The instructions I write typically vary in four ways:
Product (online application, mobile app, or physical product)
How people consume the instructions (instructional manual, help center articles, videos, etc.)
What they are expected to do with the instructions aka “call-to-action”
Let’s dive into a couple of real-world examples:
Example 1: Writing for online advertisers
At Google, I write instructions for online advertisers who want to launch and improve their Google advertising campaign. The product they use to do so is Google AdWords. How they consume the content is via online help center articles.
I expect my advertisers to implement specific product features that I am responsible for such as create a text ad or add tracking to their website pages. I also write content within Google AdWords itself such as the pop-up alerts that let them know there’s a new product feature for them to try out. I most likely wrote the text they see on buttons, tabs, fields, or other texts to help advertisers navigate their way around Google AdWords.
Example 2: Writing for financial professionals
At my previous role with MSRB - a financial regulatory agency, I had several audiences, but I’ll touch on one specifically - dealers who need to disclose financial information about their dealings. I’m talking about municipal bond type deals, not drug deals LOL.
The municipal securities dealers need instructions on how to submit their data so that they are compliant with the rules set by MSRB. The software product to make those submissions is called EMMA.
I created a series of instructions in video form because the manuals were quite long and cumbersome. The goal was to help them through the process so that they can continue issuing deals according to the regulations. If that was a bit over your head, maybe this will help.
Example 3: Writing for mobile app developers
If you have the Google maps app on your phone, chances are you've seen a Lyft or Uber icon within the app.
Well, in order for that to happen, developers had to figure out how to integrate their codes so that people can call a Lyft or Uber with just a tap when they search for a destination in the Google maps app.
So, to learn how to integrate their codes, developers need instructions on how to do so. They won't typically find it in a help center article, but they're usually housed in their APIs (application program interface).
As a technical writer, you help write those instructions. You help developers figure out what they need to make their apps integrate and work. Make sense?
Do you have to be an expert in the product?

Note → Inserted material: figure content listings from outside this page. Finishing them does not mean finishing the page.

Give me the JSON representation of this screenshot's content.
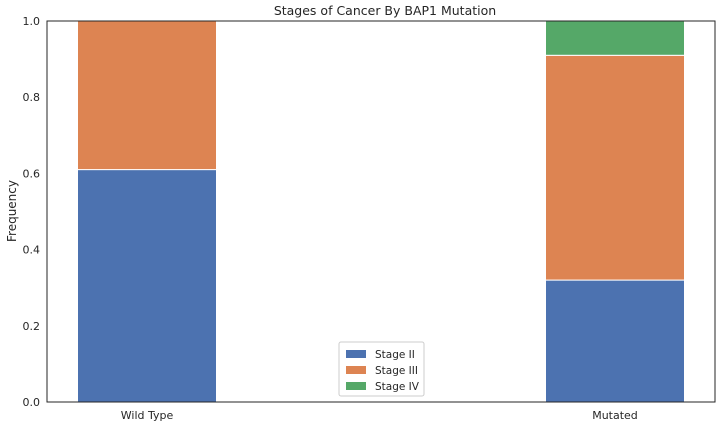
{
  "chart_data": {
    "type": "bar",
    "stacked": true,
    "title": "Stages of Cancer By BAP1 Mutation",
    "xlabel": "",
    "ylabel": "Frequency",
    "ylim": [
      0,
      1.0
    ],
    "yticks": [
      "0.0",
      "0.2",
      "0.4",
      "0.6",
      "0.8",
      "1.0"
    ],
    "categories": [
      "Wild Type",
      "Mutated"
    ],
    "series": [
      {
        "name": "Stage II",
        "color": "#4c72b0",
        "values": [
          0.61,
          0.32
        ]
      },
      {
        "name": "Stage III",
        "color": "#dd8452",
        "values": [
          0.39,
          0.59
        ]
      },
      {
        "name": "Stage IV",
        "color": "#55a868",
        "values": [
          0.0,
          0.09
        ]
      }
    ],
    "legend_position": "lower center",
    "grid": false
  }
}
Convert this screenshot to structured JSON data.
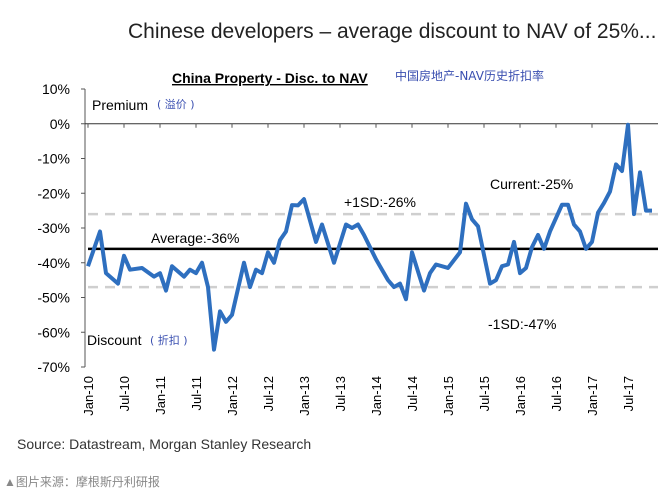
{
  "headline": "Chinese developers – average discount to NAV of 25%...",
  "source": "Source: Datastream, Morgan Stanley Research",
  "footer": "▲图片来源：摩根斯丹利研报",
  "chart_data": {
    "type": "line",
    "title": "China Property - Disc. to NAV",
    "subtitle_cn": "中国房地产-NAV历史折扣率",
    "xlabel": "",
    "ylabel": "",
    "ylim": [
      -70,
      10
    ],
    "y_ticks": [
      "10%",
      "0%",
      "-10%",
      "-20%",
      "-30%",
      "-40%",
      "-50%",
      "-60%",
      "-70%"
    ],
    "x_ticks": [
      "Jan-10",
      "Jul-10",
      "Jan-11",
      "Jul-11",
      "Jan-12",
      "Jul-12",
      "Jan-13",
      "Jul-13",
      "Jan-14",
      "Jul-14",
      "Jan-15",
      "Jul-15",
      "Jan-16",
      "Jul-16",
      "Jan-17",
      "Jul-17"
    ],
    "grid": false,
    "line_color": "#2e6fbf",
    "annotations": {
      "premium": "Premium",
      "premium_cn": "( 溢价 )",
      "discount": "Discount",
      "discount_cn": "( 折扣 )",
      "average": "Average:-36%",
      "plus_sd": "+1SD:-26%",
      "minus_sd": "-1SD:-47%",
      "current": "Current:-25%"
    },
    "reference_lines": [
      {
        "label": "Average",
        "value": -36,
        "style": "solid",
        "color": "#000000"
      },
      {
        "label": "+1SD",
        "value": -26,
        "style": "dashed",
        "color": "#cfcfcf"
      },
      {
        "label": "-1SD",
        "value": -47,
        "style": "dashed",
        "color": "#cfcfcf"
      }
    ],
    "series": [
      {
        "x": [
          "2010-01",
          "2010-03",
          "2010-04",
          "2010-06",
          "2010-07",
          "2010-08",
          "2010-10",
          "2010-12",
          "2011-01",
          "2011-02",
          "2011-03",
          "2011-05",
          "2011-06",
          "2011-07",
          "2011-08",
          "2011-09",
          "2011-10",
          "2011-11",
          "2011-12",
          "2012-01",
          "2012-03",
          "2012-04",
          "2012-05",
          "2012-06",
          "2012-07",
          "2012-08",
          "2012-09",
          "2012-10",
          "2012-11",
          "2012-12",
          "2013-01",
          "2013-03",
          "2013-04",
          "2013-06",
          "2013-08",
          "2013-09",
          "2013-10",
          "2013-11",
          "2014-01",
          "2014-02",
          "2014-03",
          "2014-04",
          "2014-05",
          "2014-06",
          "2014-07",
          "2014-09",
          "2014-10",
          "2014-11",
          "2015-01",
          "2015-03",
          "2015-04",
          "2015-05",
          "2015-06",
          "2015-08",
          "2015-09",
          "2015-10",
          "2015-11",
          "2015-12",
          "2016-01",
          "2016-02",
          "2016-03",
          "2016-04",
          "2016-05",
          "2016-06",
          "2016-08",
          "2016-09",
          "2016-10",
          "2016-11",
          "2016-12",
          "2017-01",
          "2017-02",
          "2017-03",
          "2017-04",
          "2017-05",
          "2017-06",
          "2017-07",
          "2017-08",
          "2017-09",
          "2017-10",
          "2017-11"
        ],
        "y": [
          -41,
          -31,
          -43,
          -46,
          -38,
          -42,
          -41.5,
          -44,
          -43,
          -48,
          -41,
          -44,
          -42,
          -43,
          -40,
          -47,
          -65,
          -54,
          -57,
          -55,
          -40,
          -47,
          -42,
          -43,
          -37,
          -40,
          -33.5,
          -31,
          -23.4,
          -23.5,
          -21.7,
          -34,
          -29,
          -40,
          -29,
          -30,
          -29,
          -32,
          -39,
          -42,
          -45,
          -47,
          -46,
          -50.5,
          -37,
          -48,
          -43,
          -40.5,
          -41.5,
          -37,
          -23,
          -27.5,
          -29.5,
          -46,
          -45,
          -41,
          -40.5,
          -34,
          -43,
          -41.5,
          -35.5,
          -32,
          -36,
          -31,
          -23.3,
          -23.3,
          -29,
          -31,
          -36,
          -34,
          -25.6,
          -22.8,
          -19.5,
          -11.7,
          -13.6,
          -0.3,
          -26,
          -14,
          -25,
          -25
        ]
      }
    ]
  }
}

As you can see, these examples span across very different products and industries. I don’t have a background in online advertising, financial services, or mobile app development, but I am able to learn and apply core technical writing skills to create the right type of content for my audience.
No matter what product you’re writing about, your focus is on who your audience is and how you can help them achieve a specific goal. Don’t fret, 9 times out of 10, you’re not creating content out of thin air. You get to collaborate with developers, product managers, designers, and other experts who can help you create the best content possible for your audience.
Job titles may vary
These are just samplings of what you can do as a writer in Tech. In my mind, tech writing is all about writing content that helps people understand and use a product or service. It could be the next high-tech refrigerator, project management software, or food delivery app.
Your goal as a technical writer, content strategist, website copywriter, UX/UI writer, whatever your title may be, is to make that user experience as easy and seamless as possible with the power of words.